A dog emerges from the cane.
Josh notices its ears are bleeding, says: ‘It must have got caught in the barbed wire fence.’
Jake coaxes it to them, but it keeps its distance.
He asks: ‘Shall we give it some water?’
‘Yeah, but not much. We’ve still gotta get out of here. Don’t know how long that’s going to take.’
Jake makes a cup with his hand and rests it on the ground, gently pours a little water into it. The dog makes a beeline for him, starts lapping the water.
Jake: ‘His tongue is tickling my hand!’
Josh: ‘Come on, we need to make a move.’
‘Can the dog come with us?’
Much to Jake’s delight, the dog follows them anyway.
They reach a clearing.
Josh: ‘I know where we are now, we’re near the creek. I was here two weekends ago with Sam and Martin, remember ? We had torches, built a fire. It was spooky but a lot of fun.’
‘Yeah, and I wasn’t allowed to come with you.’
‘We followed the creek to get here that night, you know the one we cross every day to get to the bus stop,’ says Josh.
Jake has a sudden urge to be back in his bed, to rewind the day. Even to be on the school bus. For things to be normal.
They follow a narrow path down to the creek, the dog padding close behind them. On the opposite bank a girl in the same school colours is sitting in the shade.
They both stop side by side and take in this apparition. As if on cue, the dog stops too, it’s big panting tongue marking time.
Josh waves to her, yells out: ‘Hi. Don’t be scared. We were lost.’
The boys and the dog wade into the water towards her, the unexpected cold trickle of the creek a welcome relief through their socks. Mum will kill us about this too thinks Josh, too late.
The girl yells out ‘My name’s Ruby. I think I have sprained my ankle. It really hurts. That’s my backpack on your shoulder.’

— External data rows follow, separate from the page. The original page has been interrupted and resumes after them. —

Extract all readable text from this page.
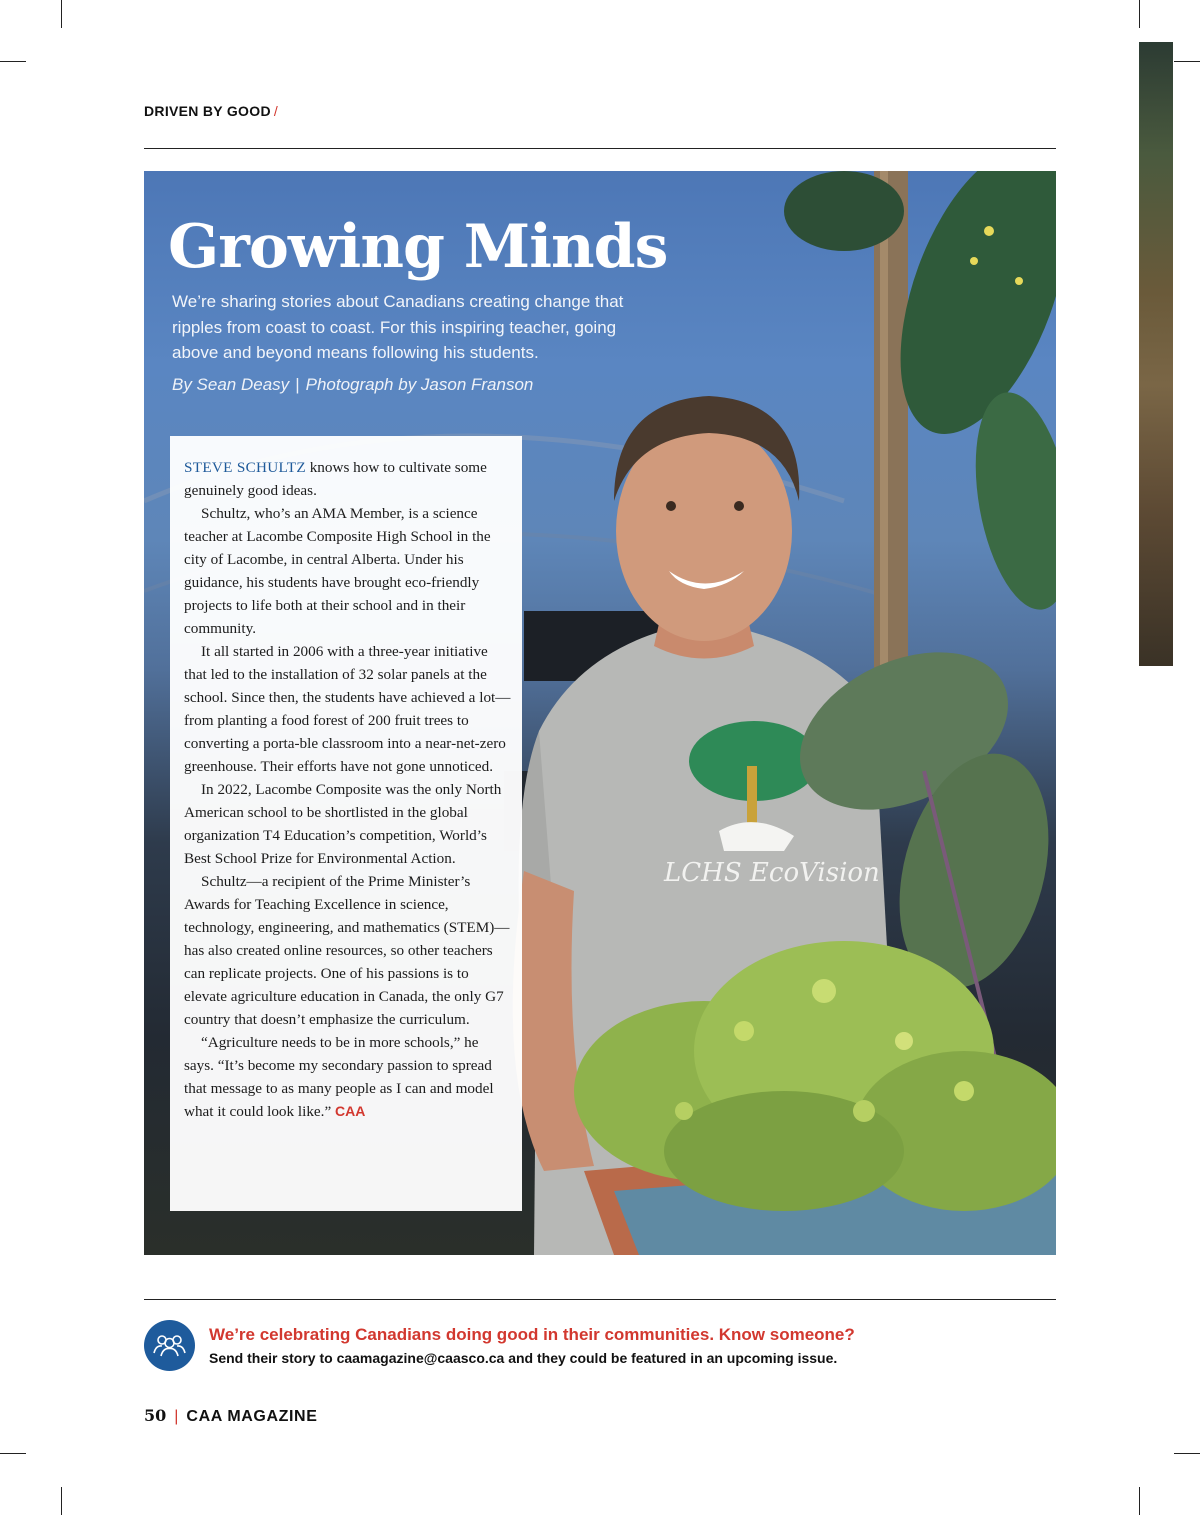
DRIVEN BY GOOD /
LCHS EcoVision
Growing Minds
We’re sharing stories about Canadians creating change that ripples from coast to coast. For this inspiring teacher, going above and beyond means following his students.
By Sean Deasy | Photograph by Jason Franson

STEVE SCHULTZ knows how to cultivate some genuinely good ideas.

Schultz, who’s an AMA Member, is a science teacher at Lacombe Composite High School in the city of Lacombe, in central Alberta. Under his guidance, his students have brought eco-friendly projects to life both at their school and in their community.

It all started in 2006 with a three-year initiative that led to the installation of 32 solar panels at the school. Since then, the students have achieved a lot—from planting a food forest of 200 fruit trees to converting a porta-ble classroom into a near-net-zero greenhouse. Their efforts have not gone unnoticed.

In 2022, Lacombe Composite was the only North American school to be shortlisted in the global organization T4 Education’s competition, World’s Best School Prize for Environmental Action.

Schultz—a recipient of the Prime Minister’s Awards for Teaching Excellence in science, technology, engineering, and mathematics (STEM)—has also created online resources, so other teachers can replicate projects. One of his passions is to elevate agriculture education in Canada, the only G7 country that doesn’t emphasize the curriculum.

“Agriculture needs to be in more schools,” he says. “It’s become my secondary passion to spread that message to as many people as I can and model what it could look like.” CAA

We’re celebrating Canadians doing good in their communities. Know someone?
Send their story to caamagazine@caasco.ca and they could be featured in an upcoming issue.
50 | CAA MAGAZINE
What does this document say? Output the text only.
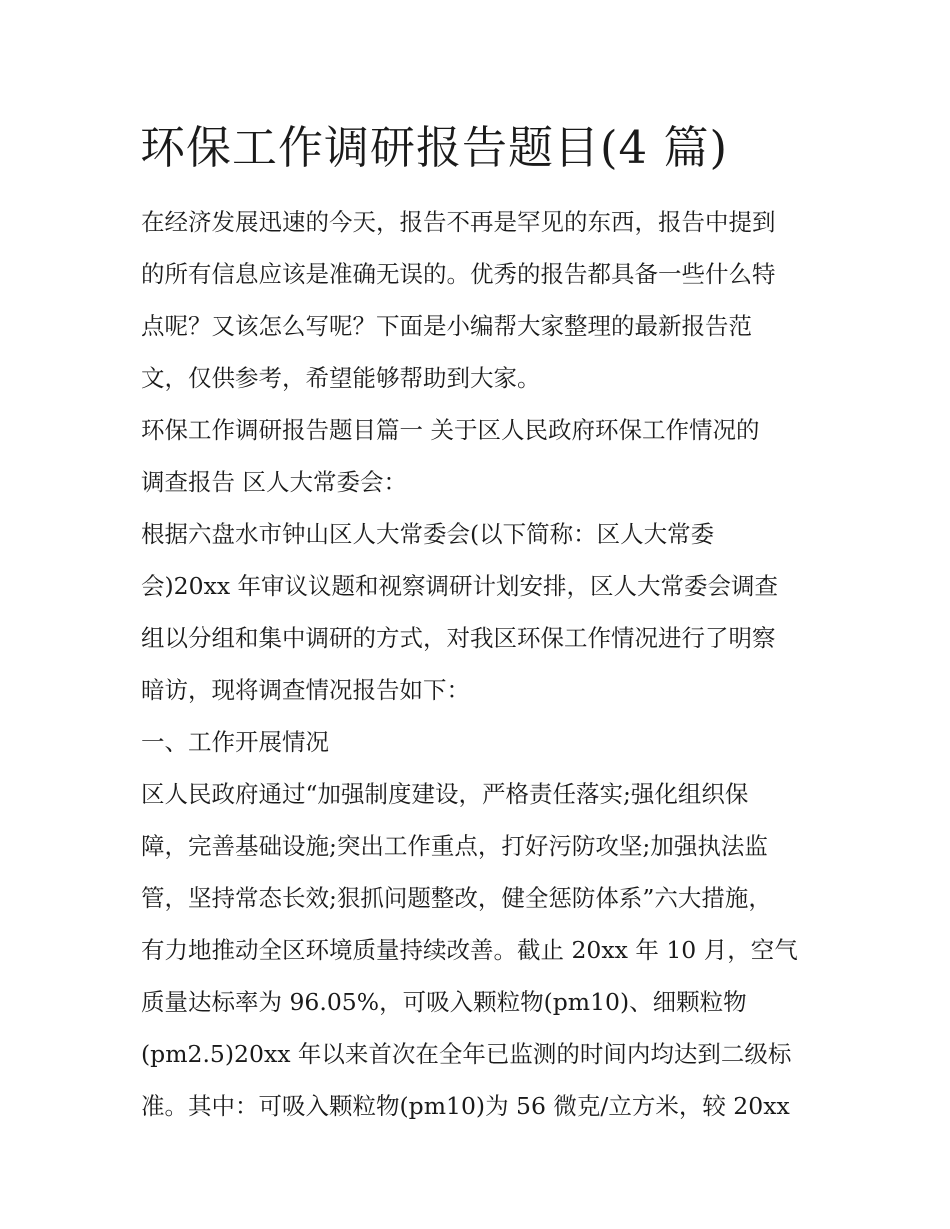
环保工作调研报告题目(4 篇)
在经济发展迅速的今天，报告不再是罕见的东西，报告中提到
的所有信息应该是准确无误的。优秀的报告都具备一些什么特
点呢？又该怎么写呢？下面是小编帮大家整理的最新报告范
文，仅供参考，希望能够帮助到大家。
环保工作调研报告题目篇一 关于区人民政府环保工作情况的
调查报告 区人大常委会：
根据六盘水市钟山区人大常委会(以下简称：区人大常委
会)20xx 年审议议题和视察调研计划安排，区人大常委会调查
组以分组和集中调研的方式，对我区环保工作情况进行了明察
暗访，现将调查情况报告如下：
一、工作开展情况
区人民政府通过“加强制度建设，严格责任落实;强化组织保
障，完善基础设施;突出工作重点，打好污防攻坚;加强执法监
管，坚持常态长效;狠抓问题整改，健全惩防体系”六大措施，
有力地推动全区环境质量持续改善。截止 20xx 年 10 月，空气
质量达标率为 96.05%，可吸入颗粒物(pm10)、细颗粒物
(pm2.5)20xx 年以来首次在全年已监测的时间内均达到二级标
准。其中：可吸入颗粒物(pm10)为 56 微克/立方米，较 20xx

She lowers her head. ‘I guess I’m pretty freaked out by all this nature… I heard something and panicked and ran. I’ve just moved here from the city.’
Josh asks ‘Don’t suppose you have a phone on you? I need to ring my Dad.’
She produces one from her pocket.
Josh: ‘Shit I don’t know Dad’s number. It’s always in my phone so I’ve never memorised it.’
‘Here give it to me.’ Jake punches the numbers into the phone then hands it back to his brother.
‘Dad it’s Josh. Yes I thought the school may have rung by now. We’re ok. Yes I know we’re grounded. We have an injured dog and girl with us.’
Jake is close to Josh’s elbow, trying to eavesdrop, but the percussive shrill of the cicadas blocks the rest of the conversation.
The boys don’t get grounded. Instead they receive a bravery award at school assembly the following week for rescuing Ruby.
Josh also starts to spend more time at Ruby’s than at home. Which is fine with Jake, now that he’s allowed to keep the dog. He calls him Rusty, which Josh thinks this is a silly choice, considering the dog is black.